Monday, October 20, 2003

This is not the trend I'm looking for

I just can't. I've thought about it. I've considered it. I've read opinions about it. But I can't.

I can't get into iTunes.

I've had a "hands off" relationship with all Apple Computers since the very beginning. I started with a Commodore 64, way back in the day. Before that, I remember having geekbrain friends who were among the priviledged in our brand new, no one ever heard of it before, high school computer lab. They'd let me play the text adventures with the little ASCII character graphics. Whoo hoo.

Go North.

There were no Apples in those days. Everyone was making their own computers or computerized typewriters (Remember Wang? Remember the Xerox Memory Writer?). I was working as a temp, and I used whatever computer the company I was temping at had.

They never had Apples.

It was many many years before I actually SAW a real, live Apple computer, when I worked at UCF. There were, I think, three of them in the computer lab for students in the particular grad school building where I worked. I once had to move some files from one of them onto a disk. Seemed easy enough. I'd been able to make the transition from DOS to WINDOWS without too much screaming, how hard could THIS be? Everyone said Apples and Macs were so darn easy, so intuitive, so cool. Sure, why not? Should be a snap! "I'll be back in a minute".

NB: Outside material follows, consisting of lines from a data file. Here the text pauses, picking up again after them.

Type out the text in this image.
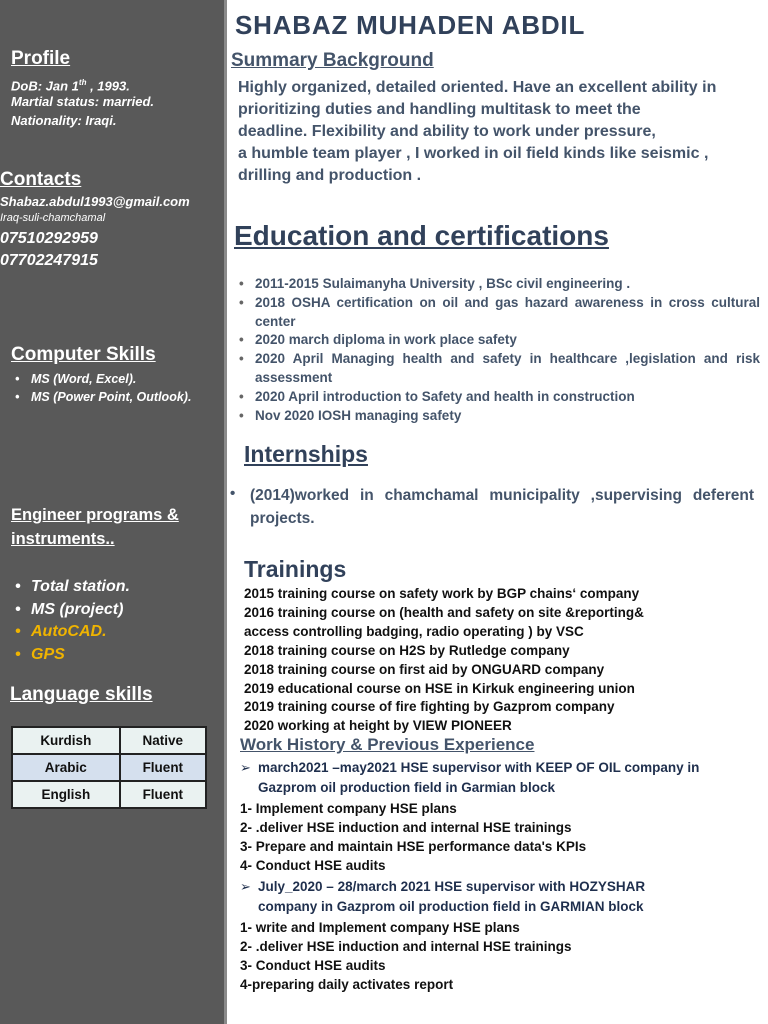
Profile
DoB: Jan 1th , 1993.
Martial status: married.
Nationality: Iraqi.
Contacts
Shabaz.abdul1993@gmail.com
Iraq-suli-chamchamal
07510292959
07702247915
Computer Skills
• MS (Word, Excel).
• MS (Power Point, Outlook).
Engineer programs &
instruments..
• Total station.
• MS (project)
• AutoCAD.
• GPS
Language skills
Kurdish	Native
Arabic	Fluent
English	Fluent
SHABAZ MUHADEN ABDIL
Summary Background
Highly organized, detailed oriented. Have an excellent ability in
prioritizing duties and handling multitask to meet the
deadline. Flexibility and ability to work under pressure,
a humble team player , I worked in oil field kinds like seismic ,
drilling and production .
Education and certifications
• 2011-2015 Sulaimanyha University , BSc civil engineering .
• 2018 OSHA certification on oil and gas hazard awareness in cross cultural center
• 2020 march diploma in work place safety
• 2020 April Managing health and safety in healthcare ,legislation and risk assessment
• 2020 April introduction to Safety and health in construction
• Nov 2020 IOSH managing safety
Internships
• (2014)worked in chamchamal municipality ,supervising deferent projects.
Trainings
2015 training course on safety work by BGP chains‘ company
2016 training course on (health and safety on site &reporting&
access controlling badging, radio operating ) by VSC
2018 training course on H2S by Rutledge company
2018 training course on first aid by ONGUARD company
2019 educational course on HSE in Kirkuk engineering union
2019 training course of fire fighting by Gazprom company
2020 working at height by VIEW PIONEER
Work History & Previous Experience
➢ march2021 –may2021 HSE supervisor with KEEP OF OIL company in
Gazprom oil production field in Garmian block
1- Implement company HSE plans
2- .deliver HSE induction and internal HSE trainings
3- Prepare and maintain HSE performance data's KPIs
4- Conduct HSE audits
➢ July_2020 – 28/march 2021 HSE supervisor with HOZYSHAR
company in Gazprom oil production field in GARMIAN block
1- write and Implement company HSE plans
2- .deliver HSE induction and internal HSE trainings
3- Conduct HSE audits
4-preparing daily activates report
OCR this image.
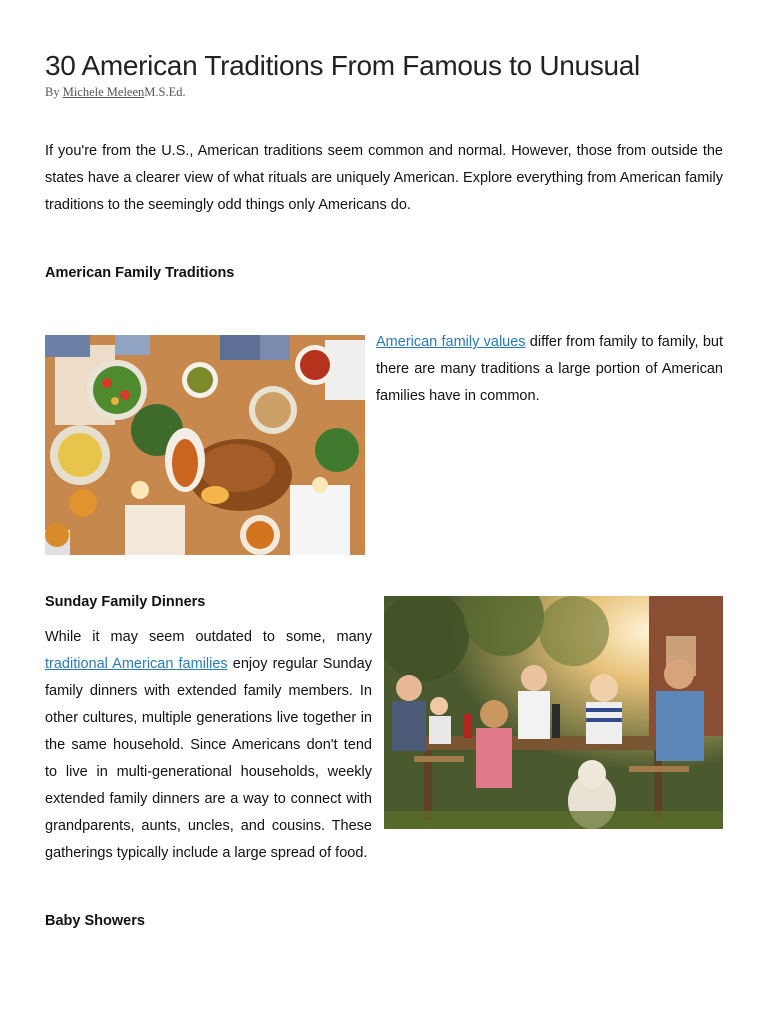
30 American Traditions From Famous to Unusual
By Michele MeleenM.S.Ed.

If you're from the U.S., American traditions seem common and normal. However, those from outside the states have a clearer view of what rituals are uniquely American. Explore everything from American family traditions to the seemingly odd things only Americans do.

American Family Traditions

American family values differ from family to family, but there are many traditions a large portion of American families have in common.

Sunday Family Dinners

While it may seem outdated to some, many traditional American families enjoy regular Sunday family dinners with extended family members. In other cultures, multiple generations live together in the same household. Since Americans don't tend to live in multi-generational households, weekly extended family dinners are a way to connect with grandparents, aunts, uncles, and cousins. These gatherings typically include a large spread of food.

Baby Showers
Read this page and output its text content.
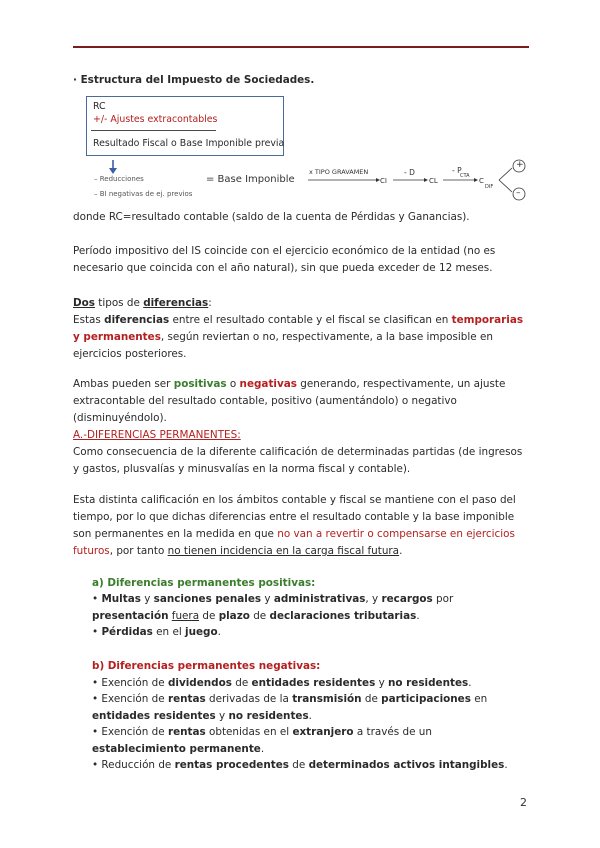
· Estructura del Impuesto de Sociedades.

RC
+/- Ajustes extracontables
Resultado Fiscal o Base Imponible previa
– Reducciones
– BI negativas de ej. previos
= Base Imponible
x TIPO GRAVAMEN
CI
- D
CL
- P
CTA
C
DIF
+
–

donde RC=resultado contable (saldo de la cuenta de Pérdidas y Ganancias).

Período impositivo del IS coincide con el ejercicio económico de la entidad (no es necesario que coincida con el año natural), sin que pueda exceder de 12 meses.

Dos tipos de diferencias:

Estas diferencias entre el resultado contable y el fiscal se clasifican en temporarias y permanentes, según reviertan o no, respectivamente, a la base imposible en ejercicios posteriores.

Ambas pueden ser positivas o negativas generando, respectivamente, un ajuste extracontable del resultado contable, positivo (aumentándolo) o negativo (disminuyéndolo).

A.-DIFERENCIAS PERMANENTES:

Como consecuencia de la diferente calificación de determinadas partidas (de ingresos y gastos, plusvalías y minusvalías en la norma fiscal y contable).

Esta distinta calificación en los ámbitos contable y fiscal se mantiene con el paso del tiempo, por lo que dichas diferencias entre el resultado contable y la base imponible son permanentes en la medida en que no van a revertir o compensarse en ejercicios futuros, por tanto no tienen incidencia en la carga fiscal futura.

a) Diferencias permanentes positivas:

• Multas y sanciones penales y administrativas, y recargos por presentación fuera de plazo de declaraciones tributarias.

• Pérdidas en el juego.

b) Diferencias permanentes negativas:

• Exención de dividendos de entidades residentes y no residentes.

• Exención de rentas derivadas de la transmisión de participaciones en entidades residentes y no residentes.

• Exención de rentas obtenidas en el extranjero a través de un establecimiento permanente.

• Reducción de rentas procedentes de determinados activos intangibles.

2
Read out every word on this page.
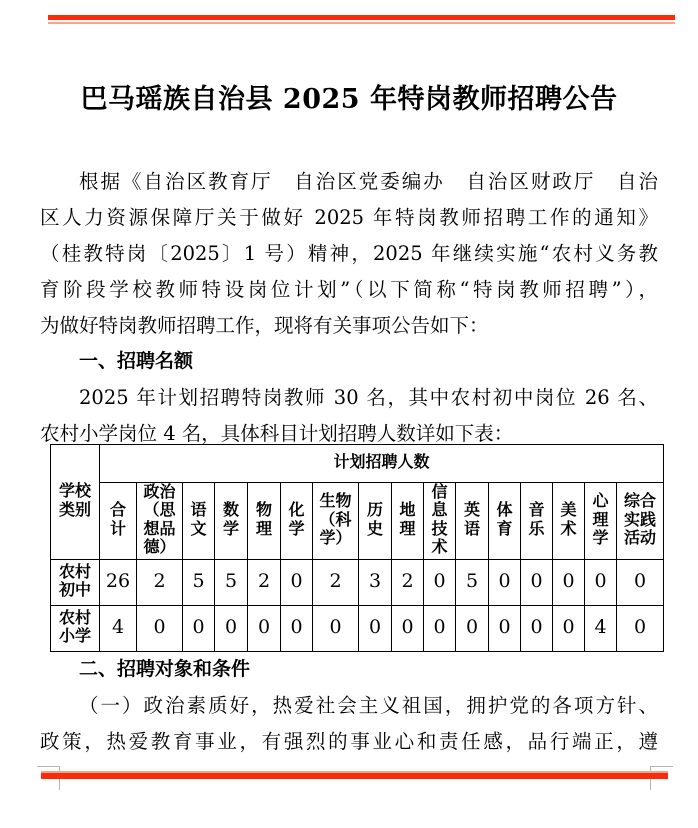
巴马瑶族自治县 2025 年特岗教师招聘公告
根据《自治区教育厅　自治区党委编办　自治区财政厅　自治
区人力资源保障厅关于做好 2025 年特岗教师招聘工作的通知》
（桂教特岗〔2025〕1 号）精神，2025 年继续实施“农村义务教
育阶段学校教师特设岗位计划”（以下简称“特岗教师招聘”），
为做好特岗教师招聘工作，现将有关事项公告如下：
一、招聘名额
2025 年计划招聘特岗教师 30 名，其中农村初中岗位 26 名、
农村小学岗位 4 名，具体科目计划招聘人数详如下表：
学校类别	计划招聘人数															
	合计	政治（思想品德）	语文	数学	物理	化学	生物（科学）	历史	地理	信息技术	英语	体育	音乐	美术	心理学	综合实践活动
农村初中	26	2	5	5	2	0	2	3	2	0	5	0	0	0	0	0
农村小学	4	0	0	0	0	0	0	0	0	0	0	0	0	0	4	0
二、招聘对象和条件
（一）政治素质好，热爱社会主义祖国，拥护党的各项方针、
政策，热爱教育事业，有强烈的事业心和责任感，品行端正，遵
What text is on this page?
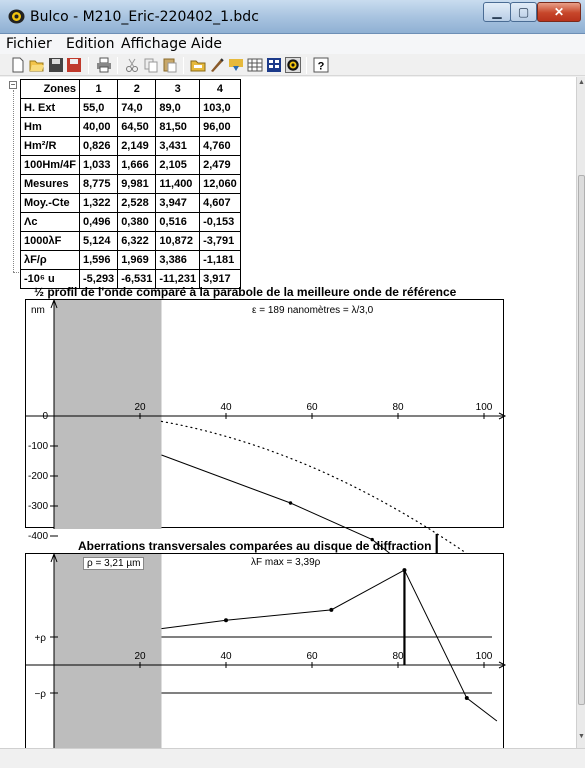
Bulco - M210_Eric-220402_1.bdc	▁	▢	✕
Fichier Edition Affichage Aide
?
−	Zones	1	2	3	4
H. Ext	55,0	74,0	89,0	103,0
Hm	40,00	64,50	81,50	96,00
Hm²/R	0,826	2,149	3,431	4,760
100Hm/4F	1,033	1,666	2,105	2,479
Mesures	8,775	9,981	11,400	12,060
Moy.-Cte	1,322	2,528	3,947	4,607
Λc	0,496	0,380	0,516	-0,153
1000λF	5,124	6,322	10,872	-3,791
λF/ρ	1,596	1,969	3,386	-1,181
-10⁶ u	-5,293	-6,531	-11,231	3,917
½ profil de l'onde comparé à la parabole de la meilleure onde de référence
20	40	60	80	100
0
-100
-200
-300
-400
nm	ε = 189 nanomètres = λ/3,0
Aberrations transversales comparées au disque de diffraction
+ρ
−ρ
20	40	60	80	100
ρ = 3,21 µm	λF max = 3,39ρ
▲
▼
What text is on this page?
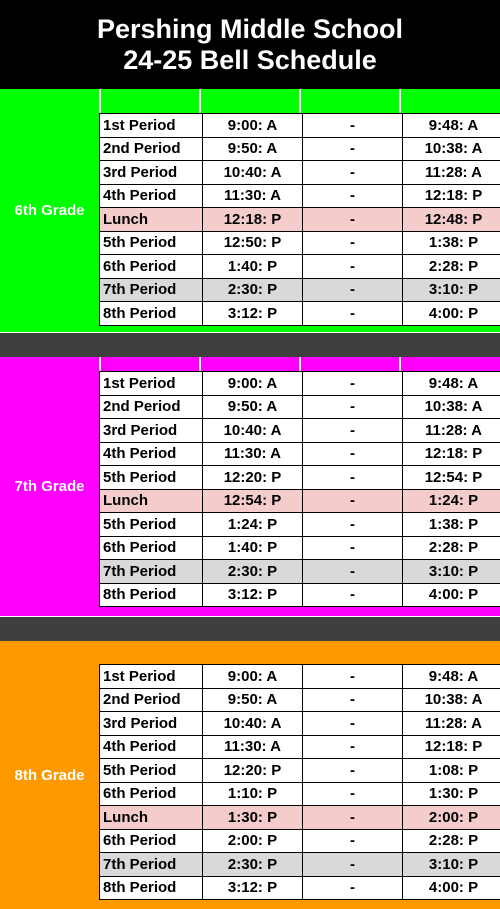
Pershing Middle School
24-25 Bell Schedule
6th Grade
1st Period	9:00: A	-	9:48: A
2nd Period	9:50: A	-	10:38: A
3rd Period	10:40: A	-	11:28: A
4th Period	11:30: A	-	12:18: P
Lunch	12:18: P	-	12:48: P
5th Period	12:50: P	-	1:38: P
6th Period	1:40: P	-	2:28: P
7th Period	2:30: P	-	3:10: P
8th Period	3:12: P	-	4:00: P
7th Grade
1st Period	9:00: A	-	9:48: A
2nd Period	9:50: A	-	10:38: A
3rd Period	10:40: A	-	11:28: A
4th Period	11:30: A	-	12:18: P
5th Period	12:20: P	-	12:54: P
Lunch	12:54: P	-	1:24: P
5th Period	1:24: P	-	1:38: P
6th Period	1:40: P	-	2:28: P
7th Period	2:30: P	-	3:10: P
8th Period	3:12: P	-	4:00: P
8th Grade
1st Period	9:00: A	-	9:48: A
2nd Period	9:50: A	-	10:38: A
3rd Period	10:40: A	-	11:28: A
4th Period	11:30: A	-	12:18: P
5th Period	12:20: P	-	1:08: P
6th Period	1:10: P	-	1:30: P
Lunch	1:30: P	-	2:00: P
6th Period	2:00: P	-	2:28: P
7th Period	2:30: P	-	3:10: P
8th Period	3:12: P	-	4:00: P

Famous last words, those. It took me 30 minutes. And I never did get the files moved. You see, there was this trash can. Every time I tried to open the drive I wanted, the computer insisted I close the other drive. In order to close it, I had to drag it into the trash can.

Do you sense where this is going?

Every operating system I'd ever used -- EVERY SINGLE ONE (and there were a lot in the pre-windows days, starting with GEOS) -- used a garbage can as a way to delete files. Delete. As in Gone, goodby, adios, miss ya, safe trip. For 30 long minutes I tried NOT to put anything in that trash can, because I didn't want to DELETE the drive, or the files I wanted, or the disk I was trying to move the files to. No no no, get the trash can out of the way. Stop it!

I crept back to my desk, defeated, humiliated, my self esteem in shreds. Later, a friend of mine took me by the hand and showed me that the trash can WAS the way to close the drive. I expressed my disbelief, and he, amazingly enough, agreed with a shrug and said "Well, you learn to deal with it."

The trauma has scarred me permanently. I won't go near Macs. I won't go near anything named with a lowercase 'i' before a capitalized noun. There's no point in torturing myself like that.

I have friends who are staunch Mac users, who complain and cry and denounce Windows machines and recoil in horror at non-Apple PCs. I have no problems with them, really, even the ones who prostletyze about the Mac as if seeking to save my Microsoft infected soul. I've sat in relative silence while my Mac-lover friends have trashed PCs in general, Microsoft windows in particular, and then went on to exclaim in exultant tones of all the wonders they could produce on their Mac and how I, the unwashed, ignorant PC user, could convert if only I would see the light. I've come to believe that one does not actually own and use a Macintosh. Rather, one is indoctrinated into a cult of Mac-ness. One becomes a Macinite. There might be special underwear and dietary laws involved.

I don't really mind. Let them believe what they want to believe. There are many paths to enlightenment, and the Mac is the way for some. For me, I've invested my money in the Windows world, and, hey, it gets what I need done. I don't spend nights lying awake tormented because Windows prevents me from reaching some golden computer goal. In fact, my operating system rarely even crosses my mind. I do pretty much what I want on my PC and work around problems without much agony. Like my Mac attuned friend said so long ago "Well, you just learn to deal with it."